Going back to your orator example, real-world oratory rarely involves being one in a series of speakers who speak in alphabetical order, which is why you want to correct for the effect of names. If you wanted to hire orators for a job that did involve speaking at events where people speak in alphabetical order, then you wouldn’t want to correct for names at all. People named Zykowski really would tend to be less effective orators than people named Abrams in this scenario, and you would want to preferentially hire the latter.
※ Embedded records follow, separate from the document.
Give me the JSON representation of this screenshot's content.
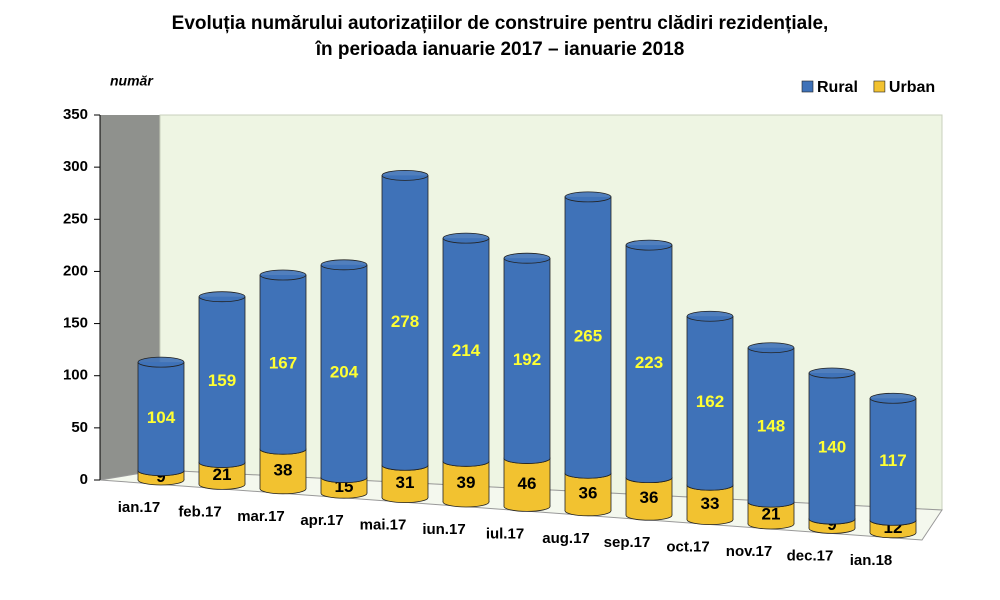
{
  "chart_data": {
    "type": "stacked-bar",
    "title": [
      "Evoluția numărului autorizațiilor de construire pentru clădiri rezidențiale,",
      "în perioada ianuarie 2017 – ianuarie 2018"
    ],
    "y_label": "număr",
    "categories": [
      "ian.17",
      "feb.17",
      "mar.17",
      "apr.17",
      "mai.17",
      "iun.17",
      "iul.17",
      "aug.17",
      "sep.17",
      "oct.17",
      "nov.17",
      "dec.17",
      "ian.18"
    ],
    "series": [
      {
        "name": "Urban",
        "color": "#f2c230",
        "label_color": "#000000",
        "values": [
          9,
          21,
          38,
          15,
          31,
          39,
          46,
          36,
          36,
          33,
          21,
          9,
          12
        ]
      },
      {
        "name": "Rural",
        "color": "#3f72b8",
        "label_color": "#ffff33",
        "values": [
          104,
          159,
          167,
          204,
          278,
          214,
          192,
          265,
          223,
          162,
          148,
          140,
          117
        ]
      }
    ],
    "legend_order": [
      1,
      0
    ],
    "legend_position": "top-right",
    "ylim": [
      0,
      350
    ],
    "yticks": [
      0,
      50,
      100,
      150,
      200,
      250,
      300,
      350
    ],
    "grid": false
  }
}
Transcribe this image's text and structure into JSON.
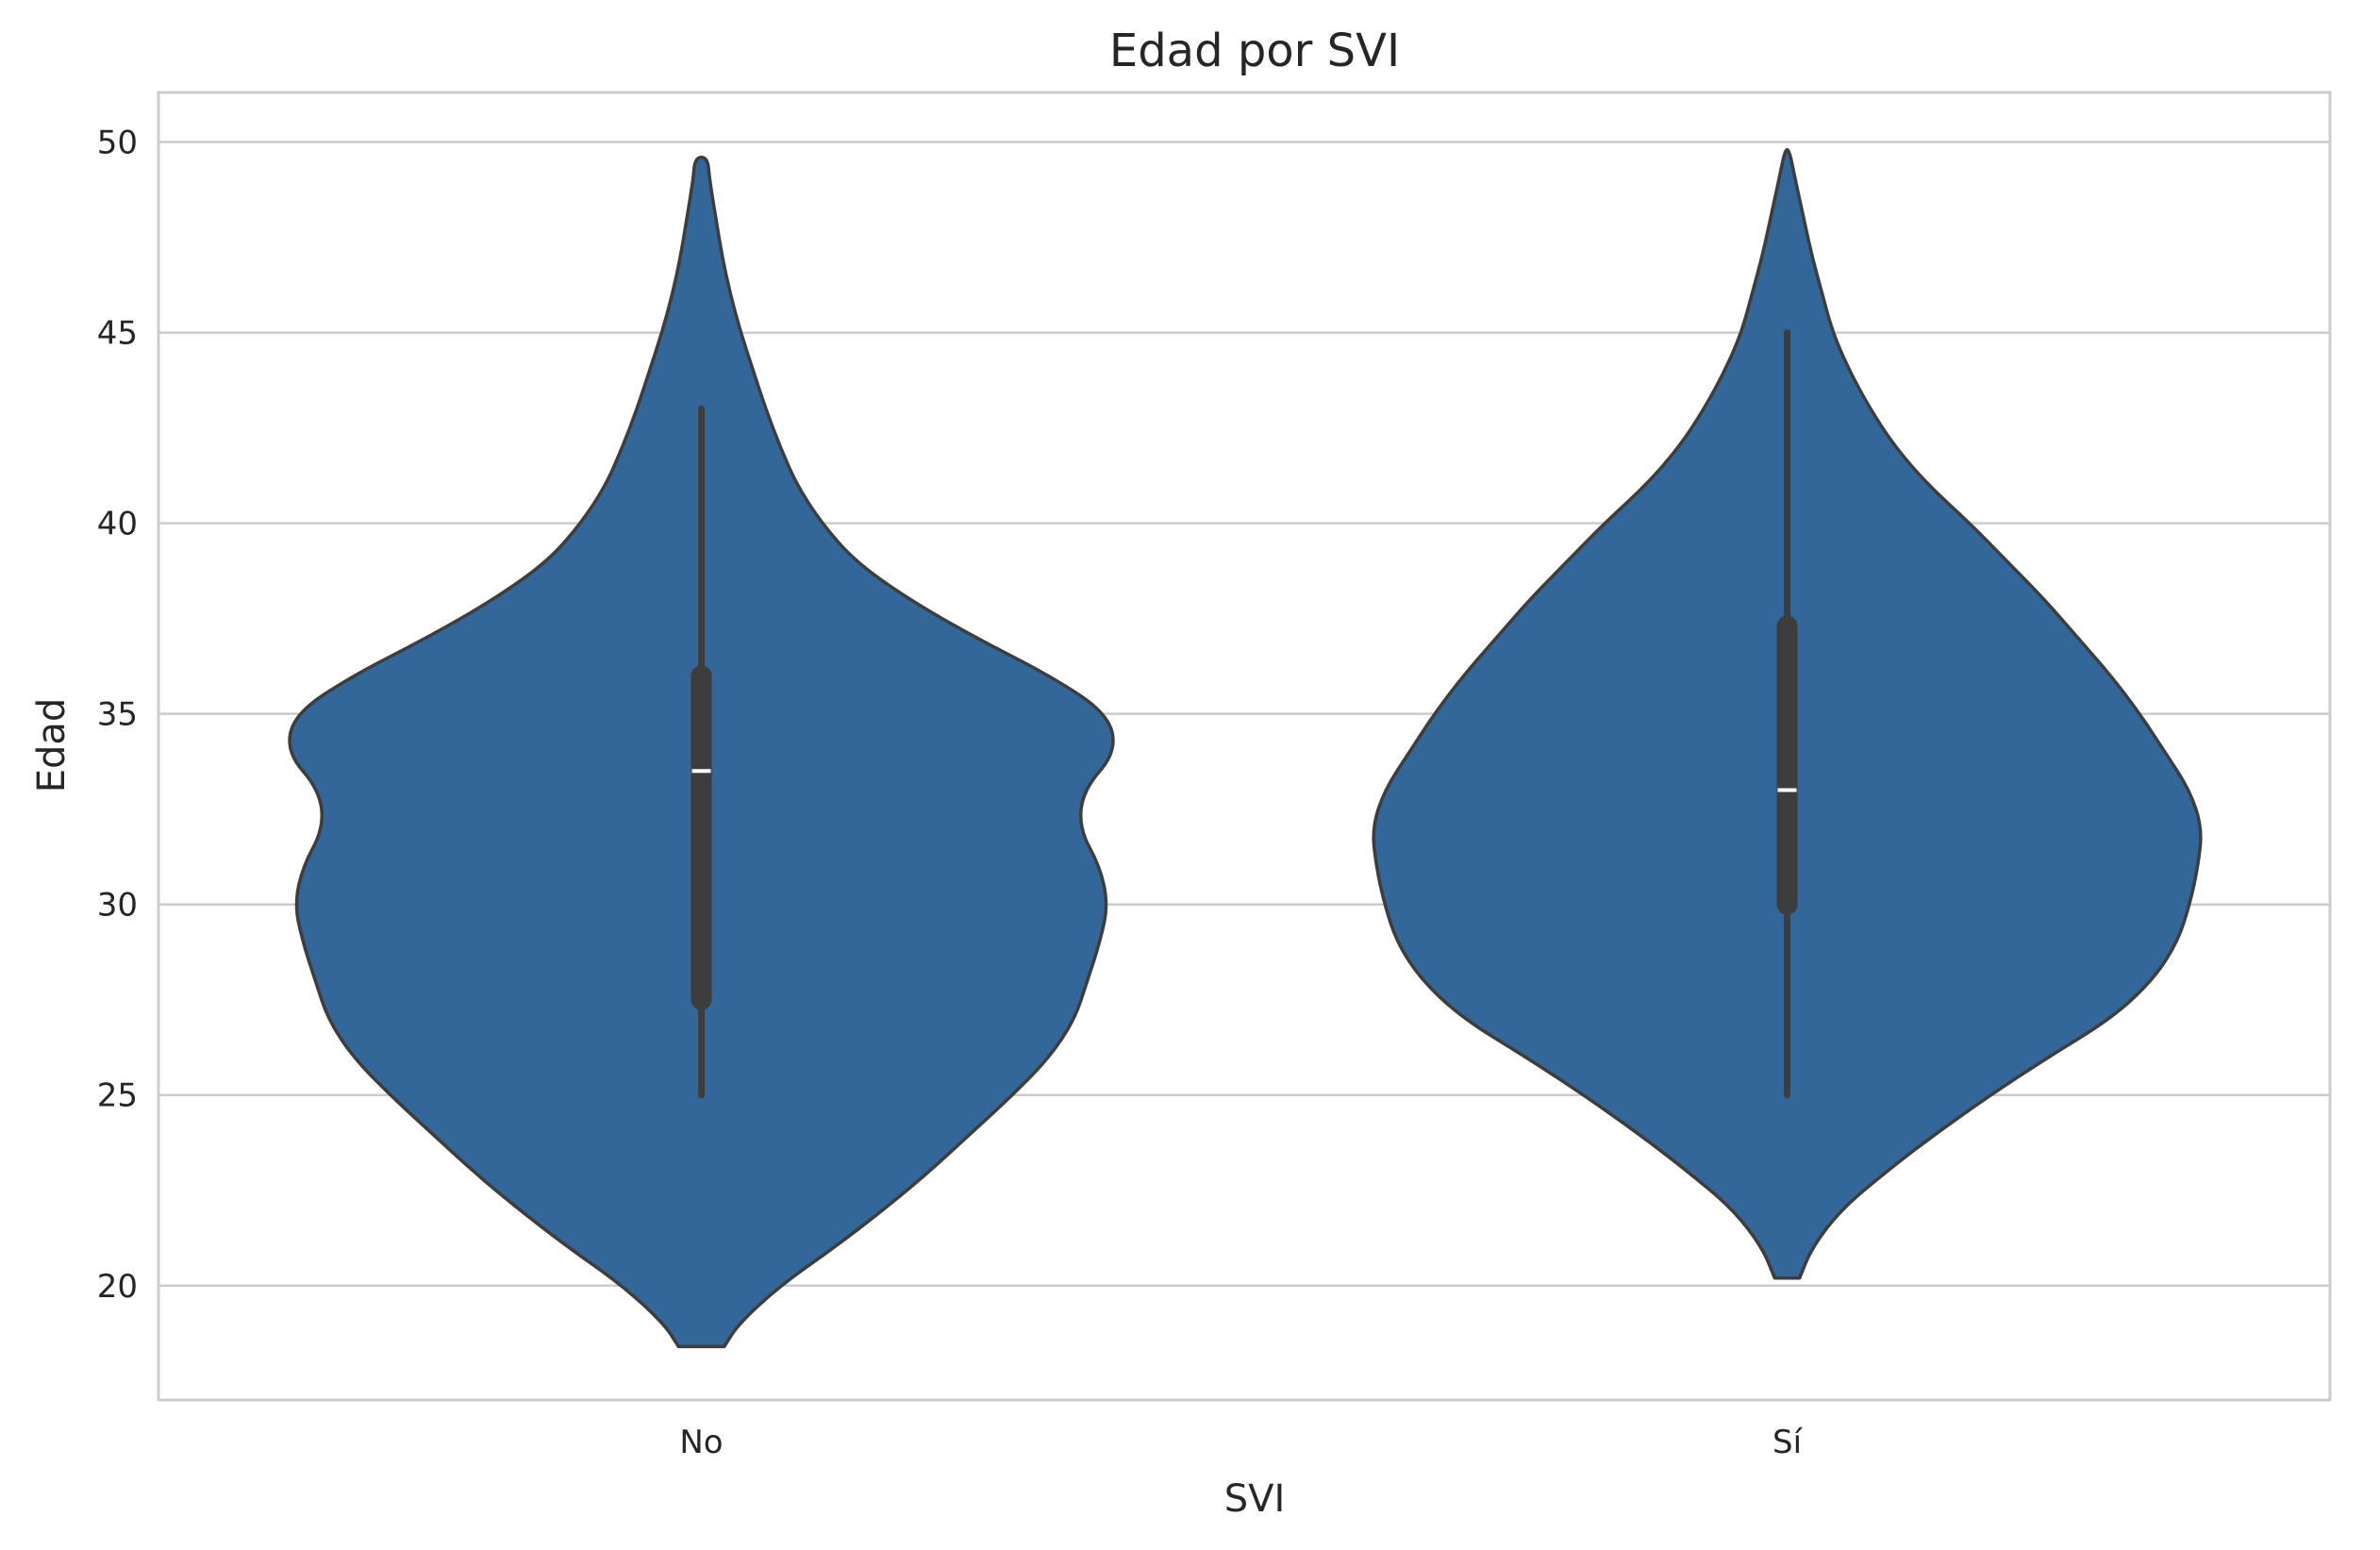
{
  "chart_data": {
    "type": "violin",
    "title": "Edad por SVI",
    "xlabel": "SVI",
    "ylabel": "Edad",
    "categories": [
      "No",
      "Sí"
    ],
    "ylim": [
      17,
      51.3
    ],
    "yticks": [
      20,
      25,
      30,
      35,
      40,
      45,
      50
    ],
    "grid": "horizontal",
    "colors": {
      "violin_fill": "#336699",
      "outline": "#3d3d3d",
      "box": "#3d3d3d",
      "median": "#ffffff",
      "grid": "#cccccc",
      "spine": "#cccccc"
    },
    "violins": [
      {
        "category": "No",
        "min": 18.4,
        "max": 49.6,
        "whisker_low": 25,
        "whisker_high": 43,
        "q1": 27.5,
        "median": 33.5,
        "q3": 36,
        "density": [
          [
            18.4,
            0.055
          ],
          [
            19.0,
            0.09
          ],
          [
            20.0,
            0.19
          ],
          [
            21.0,
            0.32
          ],
          [
            22.0,
            0.44
          ],
          [
            23.0,
            0.55
          ],
          [
            24.0,
            0.65
          ],
          [
            25.0,
            0.75
          ],
          [
            26.0,
            0.84
          ],
          [
            27.0,
            0.9
          ],
          [
            28.0,
            0.93
          ],
          [
            29.0,
            0.96
          ],
          [
            30.0,
            0.98
          ],
          [
            31.0,
            0.96
          ],
          [
            32.0,
            0.91
          ],
          [
            33.0,
            0.92
          ],
          [
            34.0,
            1.0
          ],
          [
            35.0,
            0.98
          ],
          [
            36.0,
            0.84
          ],
          [
            37.0,
            0.66
          ],
          [
            38.0,
            0.5
          ],
          [
            39.0,
            0.37
          ],
          [
            40.0,
            0.29
          ],
          [
            41.0,
            0.23
          ],
          [
            42.0,
            0.19
          ],
          [
            43.0,
            0.155
          ],
          [
            44.0,
            0.125
          ],
          [
            45.0,
            0.095
          ],
          [
            46.0,
            0.07
          ],
          [
            47.0,
            0.05
          ],
          [
            48.0,
            0.035
          ],
          [
            49.0,
            0.02
          ],
          [
            49.6,
            0.015
          ]
        ]
      },
      {
        "category": "Sí",
        "min": 20.2,
        "max": 49.8,
        "whisker_low": 25,
        "whisker_high": 45,
        "q1": 30,
        "median": 33,
        "q3": 37.3,
        "density": [
          [
            20.2,
            0.03
          ],
          [
            21.0,
            0.06
          ],
          [
            22.0,
            0.13
          ],
          [
            23.0,
            0.24
          ],
          [
            24.0,
            0.36
          ],
          [
            25.0,
            0.49
          ],
          [
            26.0,
            0.63
          ],
          [
            27.0,
            0.78
          ],
          [
            28.0,
            0.88
          ],
          [
            29.0,
            0.94
          ],
          [
            30.0,
            0.97
          ],
          [
            31.0,
            0.99
          ],
          [
            32.0,
            1.0
          ],
          [
            33.0,
            0.97
          ],
          [
            34.0,
            0.91
          ],
          [
            35.0,
            0.85
          ],
          [
            36.0,
            0.78
          ],
          [
            37.0,
            0.7
          ],
          [
            38.0,
            0.62
          ],
          [
            39.0,
            0.53
          ],
          [
            40.0,
            0.44
          ],
          [
            41.0,
            0.34
          ],
          [
            42.0,
            0.26
          ],
          [
            43.0,
            0.2
          ],
          [
            44.0,
            0.15
          ],
          [
            45.0,
            0.11
          ],
          [
            46.0,
            0.085
          ],
          [
            47.0,
            0.06
          ],
          [
            48.0,
            0.04
          ],
          [
            49.0,
            0.02
          ],
          [
            49.8,
            0.005
          ]
        ]
      }
    ]
  }
}
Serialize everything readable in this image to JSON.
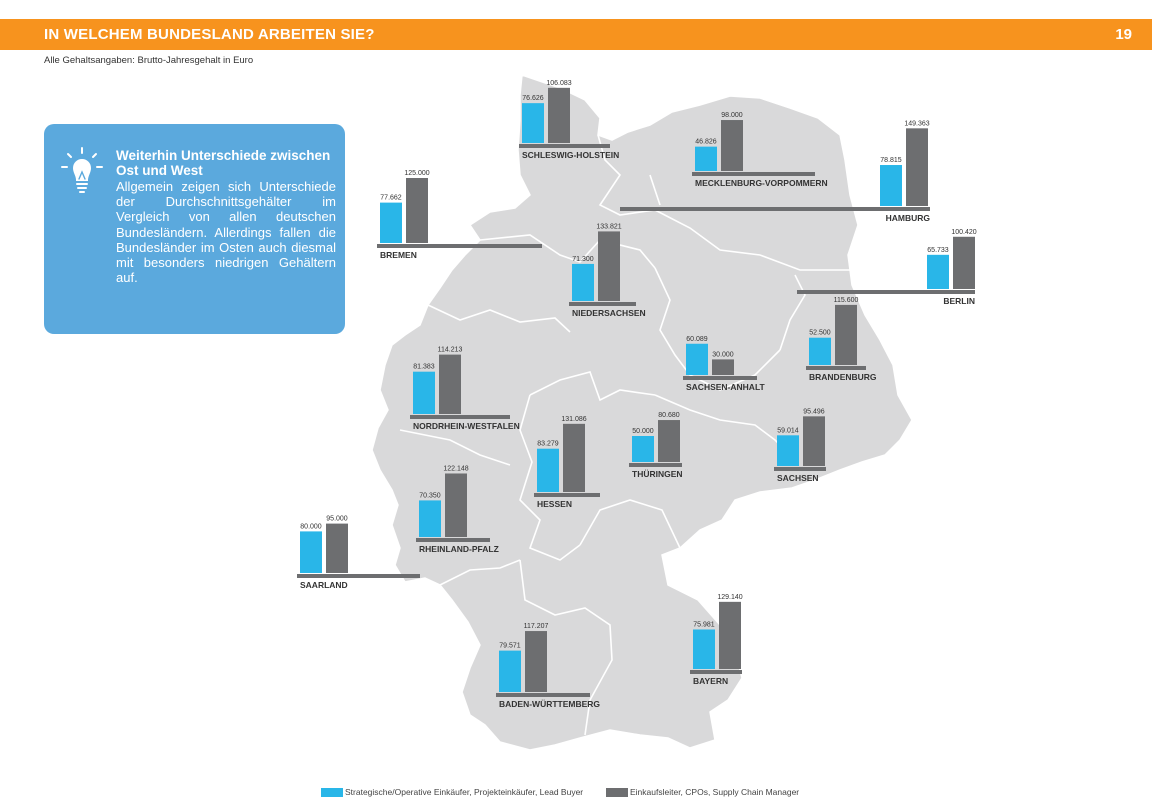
{
  "header": {
    "title": "IN WELCHEM BUNDESLAND ARBEITEN SIE?",
    "page": "19"
  },
  "subtitle": "Alle Gehaltsangaben: Brutto-Jahresgehalt in Euro",
  "infobox": {
    "title": "Weiterhin Unterschiede zwischen Ost und West",
    "text": "Allgemein zeigen sich Unter­schiede der Durchschnittsge­hälter im Vergleich von allen deutschen Bundesländern. Al­lerdings fallen die Bundeslän­der im Osten auch diesmal mit besonders niedrigen Gehältern auf.",
    "icon": "lightbulb-icon"
  },
  "colors": {
    "header": "#f7931e",
    "series1": "#29b6e8",
    "series2": "#6d6e70",
    "map": "#d9d9da",
    "infobox": "#5ba9dd"
  },
  "legend": {
    "series1": "Strategische/Operative Einkäufer, Projekteinkäufer, Lead Buyer",
    "series2": "Einkaufsleiter, CPOs, Supply Chain Manager"
  },
  "chart_data": {
    "type": "bar",
    "series": [
      {
        "name": "Strategische/Operative Einkäufer, Projekteinkäufer, Lead Buyer"
      },
      {
        "name": "Einkaufsleiter, CPOs, Supply Chain Manager"
      }
    ],
    "states": [
      {
        "name": "SCHLESWIG-HOLSTEIN",
        "v1": 76626,
        "v1_label": "76.626",
        "v2": 106083,
        "v2_label": "106.083"
      },
      {
        "name": "MECKLENBURG-VORPOMMERN",
        "v1": 46826,
        "v1_label": "46.826",
        "v2": 98000,
        "v2_label": "98.000"
      },
      {
        "name": "HAMBURG",
        "v1": 78815,
        "v1_label": "78.815",
        "v2": 149363,
        "v2_label": "149.363"
      },
      {
        "name": "BREMEN",
        "v1": 77662,
        "v1_label": "77.662",
        "v2": 125000,
        "v2_label": "125.000"
      },
      {
        "name": "NIEDERSACHSEN",
        "v1": 71300,
        "v1_label": "71.300",
        "v2": 133821,
        "v2_label": "133.821"
      },
      {
        "name": "BERLIN",
        "v1": 65733,
        "v1_label": "65.733",
        "v2": 100420,
        "v2_label": "100.420"
      },
      {
        "name": "BRANDENBURG",
        "v1": 52500,
        "v1_label": "52.500",
        "v2": 115600,
        "v2_label": "115.600"
      },
      {
        "name": "SACHSEN-ANHALT",
        "v1": 60089,
        "v1_label": "60.089",
        "v2": 30000,
        "v2_label": "30.000"
      },
      {
        "name": "NORDRHEIN-WESTFALEN",
        "v1": 81383,
        "v1_label": "81.383",
        "v2": 114213,
        "v2_label": "114.213"
      },
      {
        "name": "HESSEN",
        "v1": 83279,
        "v1_label": "83.279",
        "v2": 131086,
        "v2_label": "131.086"
      },
      {
        "name": "THÜRINGEN",
        "v1": 50000,
        "v1_label": "50.000",
        "v2": 80680,
        "v2_label": "80.680"
      },
      {
        "name": "SACHSEN",
        "v1": 59014,
        "v1_label": "59.014",
        "v2": 95496,
        "v2_label": "95.496"
      },
      {
        "name": "RHEINLAND-PFALZ",
        "v1": 70350,
        "v1_label": "70.350",
        "v2": 122148,
        "v2_label": "122.148"
      },
      {
        "name": "SAARLAND",
        "v1": 80000,
        "v1_label": "80.000",
        "v2": 95000,
        "v2_label": "95.000"
      },
      {
        "name": "BADEN-WÜRTTEMBERG",
        "v1": 79571,
        "v1_label": "79.571",
        "v2": 117207,
        "v2_label": "117.207"
      },
      {
        "name": "BAYERN",
        "v1": 75981,
        "v1_label": "75.981",
        "v2": 129140,
        "v2_label": "129.140"
      }
    ]
  }
}
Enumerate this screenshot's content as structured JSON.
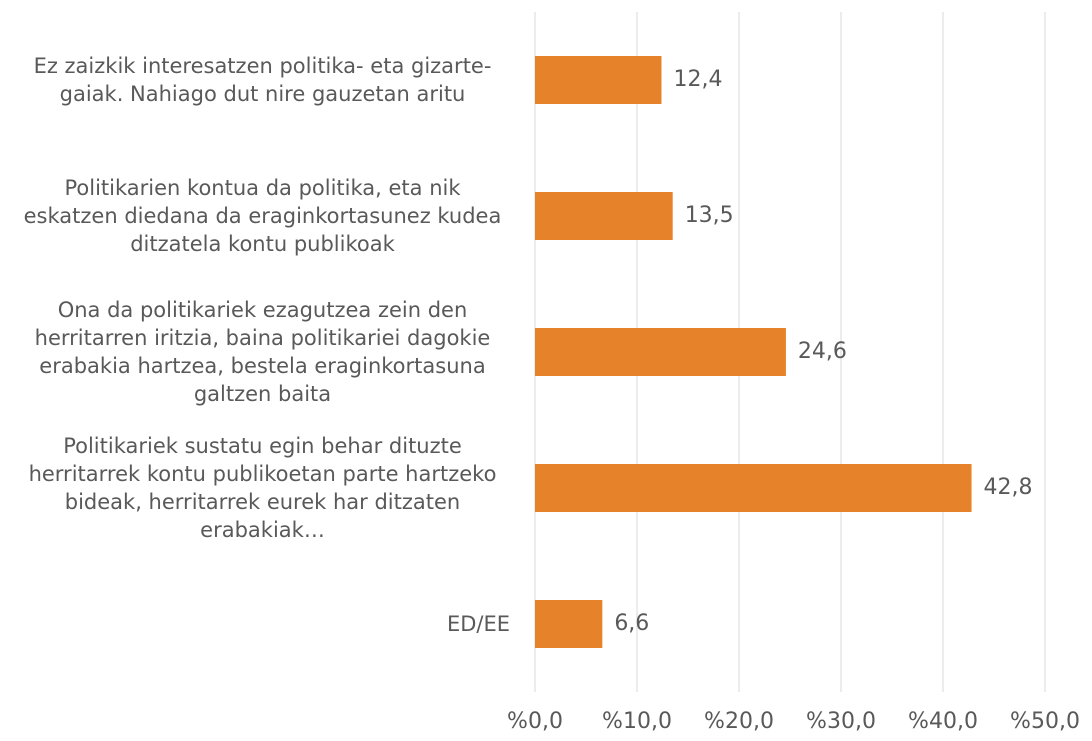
{
  "chart_data": {
    "type": "bar",
    "orientation": "horizontal",
    "categories": [
      "Ez zaizkik interesatzen politika- eta gizarte-gaiak. Nahiago dut nire gauzetan aritu",
      "Politikarien kontua da politika, eta nik eskatzen diedana da eraginkortasunez kudea ditzatela kontu publikoak",
      "Ona da politikariek ezagutzea zein den herritarren iritzia, baina politikariei dagokie erabakia hartzea, bestela eraginkortasuna galtzen baita",
      "Politikariek sustatu egin behar dituzte herritarrek kontu publikoetan parte hartzeko bideak, herritarrek eurek har ditzaten erabakiak…",
      "ED/EE"
    ],
    "values": [
      12.4,
      13.5,
      24.6,
      42.8,
      6.6
    ],
    "value_labels": [
      "12,4",
      "13,5",
      "24,6",
      "42,8",
      "6,6"
    ],
    "color": "#e6832a",
    "xlim": [
      0,
      50
    ],
    "xticks": [
      {
        "value": 0,
        "label": "%0,0"
      },
      {
        "value": 10,
        "label": "%10,0"
      },
      {
        "value": 20,
        "label": "%20,0"
      },
      {
        "value": 30,
        "label": "%30,0"
      },
      {
        "value": 40,
        "label": "%40,0"
      },
      {
        "value": 50,
        "label": "%50,0"
      }
    ],
    "grid": true
  }
}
Of course, it still wouldn’t be fair that someone should have a disadvantage just because he happens to be named Zykowski, so it’s important to be clear on what the goal is: to choose the people who are (for any reason) most likely to succeed, or to help people who are (for unfair reasons) less likely to succeed. If the former, I don’t find your argument for affirmative action in college admissions to be convincing.

Luther

Thanks for pointing this out! Having spent significant effort reducing the importance of tests in the courses I teach⁴⁴ For many reasons; I might post more about this later. and being part of a field that typically puts most grade weight on projects, not tests, I sometimes forget that there are fields in which and instructors for whom test anxiety is likely to dramatically impact student performance.

That said, the general principle holds. Even in a test-heavy college career, having spent a hundred hours taking test prep courses will still inflate test scores in a way that is unlikely to be good for college⁵⁵ Assuming college is busy enough the student can’t continue to pay for hundreds of hours of test prep for every test they take., and there are many other admissions factors that also suffer from some form of inflation and also benefit from correction. A few examples:

Winning prizes at science fairs measures funding as well as science potential.
Well-written application essays measures access to editors as well as writing ability, and access to essay content mentors as well as fit for the college.
Self-reported achievements measures cultural expectations for boasting vs modesty as well as actual achievement.
High school GPA measures the grading scales used by the school as well as student performance. In many high schools in the US, courses you have to pay extra for use a 5-point scale where free courses use a 4-point scale, so it also often measures finances.

And so on. As you point out, some colleges might value some of these also-measured characteristics and want to select for them, but often they don’t value them and want to control for them instead.